En 1993, Edouard Balladur a fait passer les salariés du privé de 37 ans et demi de cotisation pour la retraite à 40 ans. En 2003, ce fut le tour du régime général de la fonction publique. Aujourd'hui, il ne reste plus que les régimes spéciaux. Ceux qui en relèvent continuent de cotiser 37 ans et demi (en théorie, car certains cheminots peuvent partir en retraite à 50 ans, ce qui ne garantit même pas une telle durée de cotisation), et voient leur pension calculée sur leur salaire des six derniers mois, contres les 25 meilleures années dans le privé. Les régimes spéciaux sont complètement déficitaires, ce qui signifie qu'ils sont renfloués par les régimes de ceux qui travaillent plus longtemps, et c'est bien ce qui est profondément injuste. Lorsque François Fillon, alors simple sénateur, avait lancé en 2006 qu'en cas d'élection de la droite à la présidentielle, elle réformerait les régimes spéciaux, les syndicats concernés s'étaient lancés dans une "grève préventive" à la simple énonciation de l'hypothèse. Cela laissait bien imaginer les troubles qui suivraient si le gouvernement aurait suffisamment de courage pour s'atteler à une réforme aussi nécessaire. En effet, une bonne partie des cheminots et leurs syndicats n'hésitent pas un instant lorsqu'il faut sacrifier l'intérêt général sur l'autel de leurs intérêts particuliers. Le but est alors de nuire à la société suffisamment (en faisant grève) pour que celle-ci tolère la nuisance habituelle qu'elle lui cause (par le maintien des régimes spéciaux). Ils profitent d'une forte capacité de nuisance pour se bénéficier de règles particulièrement inéquitables.

Voilà pourquoi il faut la faire, cette réforme des régimes spéciaux. Et puisque ceux qui la combattent veulent en profiter pour s'assurer d'une nouvelle période de blocages en tous genres, il faut également faire comprendre que l'ancienne ère de l'immobilisme doit désormais prendre fin. En matière de retraite, l'équité doit prévaloir. En 2008, il est prévu que les cotisations passent progressivement de 40 à 42 ans, toujours pour permettre le financement d'une population qui vit plus longtemps. Ce serait alors 42 ans pour tous. On peut imaginer certains aménagements pour ceux dont le travail est si pénible que leur espérance de vie en est réduite. De même pour les pompiers et les militaires, dont le métier est de risquer sa vie pour l'intérêt général. Ce n'est en tous cas pas le cas des salariés de la RATP ou de la SNCF, loin de là. Comme ils vivent aussi longtemps que tout le monde (voire même ont une espérance de vie légèrement supérieure), leur départ à la retraite à un âge aussi faible fait qu'ils ont les plus grandes durées de vie en retraite en France. Cela permet au passage de relativiser la pénibilité supposée des métiers qu'ils effectuent.

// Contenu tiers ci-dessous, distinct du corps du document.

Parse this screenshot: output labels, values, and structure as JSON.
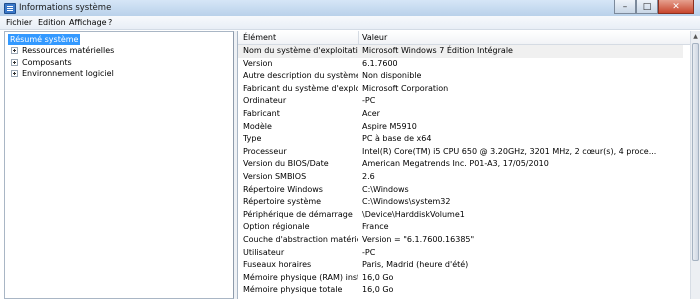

Mais si c'est 42 ans pour tous, cela ne saurait être plus pour certains s'ils ne le souhaitent pas. En 2003, à la suite des négociations entre le gouvernement et la CFDT, la réforme a stipulé le fait que pour ceux qui avaient commencé à travailler très tôt pouvaient désormais prendre leur retraite une fois ces 42 ans de cotisation atteints, l'âge de 60 ans atteint ou non. Cette mesure fut peut être coûteuse (par rapport aux rentrées financières qu'auraient représentées les années de cotisations nécessaires pour atteindre 60 ans), mais elle est parfaitement juste. A ce titre, elle ne saurait être remise en cause. François Chérèque, dirigeant de la CFDT, s'est insurgé à raison lorsque François Fillon a voulu mettre ce dossier sur la table. Parce que ce dont a besoin le système de retraites, c'est d'équité. Une équité qui fasse que chacun remplisse sa part du contrat, ce qui veut dire travailler plus pour les bénéficiaires des régimes spéciaux, et pouvoir partir en retraite pour ceux qui ont d'ores et déjà cotisé 42 ans.